話をしながら亡者達の後を追跡していると……やがて霞がかっていた景色も見通しが良くなってくる。荒野に、まばらに枯れ木が生えているという……何とも殺風景な光景が広がっている。遠くに何やら、大きな城壁のようなものが見えた。かなり大きな都市部の外壁という事になるのか。
『あれは天国でも地獄でもない場所――死者の国だ。我が案内らしい案内をできるのは、あの場所ぐらいまで、だな』
デュラハンが教えてくれた。死者の国、か。
天国に行ける程に善人でもなく、地獄に落ちる程の悪人でもない。そんな人々の魂が、漂白されて根源の渦に還るまでを過ごす場所、という事らしい。

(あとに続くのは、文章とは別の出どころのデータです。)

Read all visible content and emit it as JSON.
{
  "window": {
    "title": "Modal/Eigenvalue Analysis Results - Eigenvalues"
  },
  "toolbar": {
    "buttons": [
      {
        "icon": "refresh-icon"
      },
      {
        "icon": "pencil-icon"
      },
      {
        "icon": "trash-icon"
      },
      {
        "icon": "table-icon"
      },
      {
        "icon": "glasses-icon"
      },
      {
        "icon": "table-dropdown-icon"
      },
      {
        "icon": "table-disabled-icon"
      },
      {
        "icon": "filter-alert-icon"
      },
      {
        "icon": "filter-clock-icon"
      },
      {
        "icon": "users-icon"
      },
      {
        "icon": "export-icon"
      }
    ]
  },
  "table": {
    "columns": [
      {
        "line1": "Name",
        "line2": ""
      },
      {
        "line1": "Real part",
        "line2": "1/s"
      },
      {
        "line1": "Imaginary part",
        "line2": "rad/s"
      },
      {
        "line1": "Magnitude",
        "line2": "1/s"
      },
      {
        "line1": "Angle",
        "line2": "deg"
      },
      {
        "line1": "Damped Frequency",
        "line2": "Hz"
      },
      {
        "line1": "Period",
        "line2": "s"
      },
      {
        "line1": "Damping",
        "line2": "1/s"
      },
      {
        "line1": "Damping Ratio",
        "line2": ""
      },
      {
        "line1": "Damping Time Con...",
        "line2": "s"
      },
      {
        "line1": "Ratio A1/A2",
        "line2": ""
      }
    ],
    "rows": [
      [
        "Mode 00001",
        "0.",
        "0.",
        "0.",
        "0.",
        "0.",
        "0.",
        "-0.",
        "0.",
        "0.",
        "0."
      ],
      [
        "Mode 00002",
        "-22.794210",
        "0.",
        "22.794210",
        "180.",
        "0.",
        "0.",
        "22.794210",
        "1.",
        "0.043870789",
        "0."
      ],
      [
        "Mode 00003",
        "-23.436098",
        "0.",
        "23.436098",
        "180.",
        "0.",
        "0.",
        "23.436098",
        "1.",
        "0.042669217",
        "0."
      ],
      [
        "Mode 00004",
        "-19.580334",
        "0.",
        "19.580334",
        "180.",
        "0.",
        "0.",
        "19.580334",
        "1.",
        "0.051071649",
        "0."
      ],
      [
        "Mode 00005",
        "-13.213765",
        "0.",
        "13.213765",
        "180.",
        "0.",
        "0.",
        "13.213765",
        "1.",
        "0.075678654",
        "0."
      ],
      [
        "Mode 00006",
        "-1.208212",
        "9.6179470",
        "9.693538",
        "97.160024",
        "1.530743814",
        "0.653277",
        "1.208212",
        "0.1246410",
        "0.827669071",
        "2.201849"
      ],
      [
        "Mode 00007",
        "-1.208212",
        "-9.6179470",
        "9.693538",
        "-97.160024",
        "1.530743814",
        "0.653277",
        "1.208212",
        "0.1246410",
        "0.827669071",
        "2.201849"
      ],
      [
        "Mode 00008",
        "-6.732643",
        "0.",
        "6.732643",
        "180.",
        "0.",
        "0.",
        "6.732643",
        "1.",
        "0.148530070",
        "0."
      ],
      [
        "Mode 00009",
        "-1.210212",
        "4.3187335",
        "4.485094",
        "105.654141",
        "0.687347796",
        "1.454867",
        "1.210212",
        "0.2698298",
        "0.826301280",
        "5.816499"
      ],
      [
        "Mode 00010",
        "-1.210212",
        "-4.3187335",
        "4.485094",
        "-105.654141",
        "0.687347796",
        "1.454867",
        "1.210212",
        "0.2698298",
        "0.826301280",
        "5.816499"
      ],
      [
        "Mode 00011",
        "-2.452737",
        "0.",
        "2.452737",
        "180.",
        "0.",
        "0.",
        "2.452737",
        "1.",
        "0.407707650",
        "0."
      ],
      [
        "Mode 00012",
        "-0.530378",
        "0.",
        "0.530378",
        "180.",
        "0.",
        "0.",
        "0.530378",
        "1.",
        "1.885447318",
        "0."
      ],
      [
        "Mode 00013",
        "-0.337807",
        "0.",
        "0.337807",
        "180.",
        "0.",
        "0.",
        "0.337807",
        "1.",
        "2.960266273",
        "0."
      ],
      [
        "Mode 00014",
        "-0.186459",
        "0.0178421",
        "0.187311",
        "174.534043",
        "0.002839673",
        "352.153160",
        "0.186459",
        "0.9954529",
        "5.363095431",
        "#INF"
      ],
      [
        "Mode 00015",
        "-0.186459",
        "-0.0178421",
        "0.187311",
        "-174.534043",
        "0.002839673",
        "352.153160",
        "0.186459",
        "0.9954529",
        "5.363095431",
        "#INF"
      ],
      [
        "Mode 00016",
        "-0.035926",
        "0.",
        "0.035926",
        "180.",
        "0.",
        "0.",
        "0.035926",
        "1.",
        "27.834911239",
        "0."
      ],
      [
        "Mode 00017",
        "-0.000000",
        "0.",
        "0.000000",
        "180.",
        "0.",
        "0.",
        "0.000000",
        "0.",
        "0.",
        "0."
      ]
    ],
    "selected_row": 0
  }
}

処遇が決まった者達は意識も戻るそうだ。だから死者の国では聞き込みも可能だろう。無人調査での情報収集もしてみるが、どうなる事やら。
「あっ」
「リヴェイラちゃんに似てるね」
と、リヴェイラが声を上げ、ユイが笑顔を向けた。
そう。リヴェイラと同じような姿をした冥精――ランパス達が空を飛んでいるのが水晶板モニターの視界に映し出されていたのだ。
「確かに……似ているであります」
「リヴェイラの事、知ってる子がいるといいね」
俺も声をかけると、リヴェイラはユイや俺に大きく頷いて笑顔を見せる。ユイがリヴェイラを励まそうとしてくれている事をきちんと分かっているから、明るい笑顔だ。

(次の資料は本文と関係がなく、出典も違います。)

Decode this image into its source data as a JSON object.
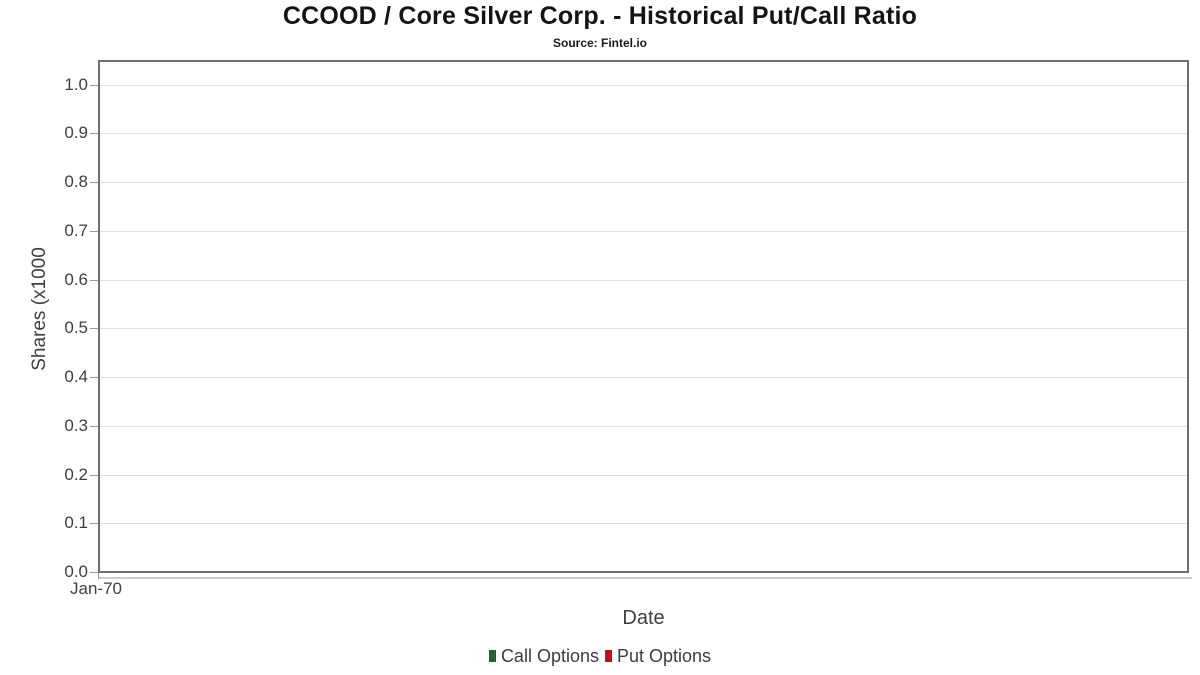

ランパス達はと言えば……楽しそうに追いかけっこをしたりと、割と自由に遊んでいるように見受けられる者も大半だが、そうでない者もいるようだ。
外壁の内側から出てきて枯れ木の枝に降りると手にぼんやりとした光を宿したりと、何やら作業をしている者もいる。

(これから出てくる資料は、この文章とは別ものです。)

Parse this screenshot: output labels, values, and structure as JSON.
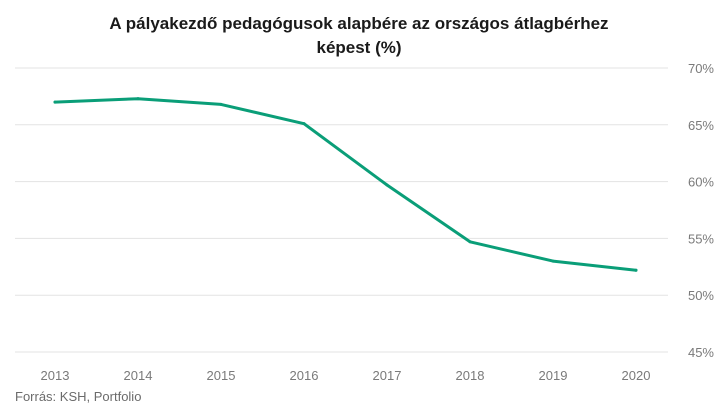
{
  "chart_data": {
    "type": "line",
    "title_lines": [
      "A pályakezdő pedagógusok alapbére az országos átlagbérhez",
      "képest (%)"
    ],
    "categories": [
      "2013",
      "2014",
      "2015",
      "2016",
      "2017",
      "2018",
      "2019",
      "2020"
    ],
    "series": [
      {
        "values": [
          67.0,
          67.3,
          66.8,
          65.1,
          59.7,
          54.7,
          53.0,
          52.2
        ]
      }
    ],
    "ylim": [
      45,
      70
    ],
    "yticks": [
      45,
      50,
      55,
      60,
      65,
      70
    ],
    "ytick_suffix": "%",
    "y_axis_position": "right",
    "grid": true,
    "line_color": "#0a9e78",
    "grid_color": "#e3e3e3",
    "source": "Forrás: KSH, Portfolio"
  }
}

見ていると、枯れ木に林檎のような赤い果実を実らせ、それを都市内部に持っていくという作業を行っているらしい。
ランパスは……そんな事もできるわけか。宮仕えで色々な雑事をしているとは聞いていたが。
「他の場所の性質を考えれば、あの場所が潜入するのも楽そうに見えるかな。実験が終わって安全性が確かめられたら、実際に冥府に移動するのも視野に入れて動いていこうか」
そう言うと同行する面々が頷く。
では――サウズをできるだけ人目に付かない場所に移動させて、現世の植物や虫等を向こうに送る事から始めよう。
都市部に近付かないと門のあたりでどうやって選別しているのかが分からないが……隠密フィールドや遁甲札があればサウズを密かに送り込むぐらいは何とかなるだろう。得てして内部に潜入してしまえばチェックも緩くなるものだからな。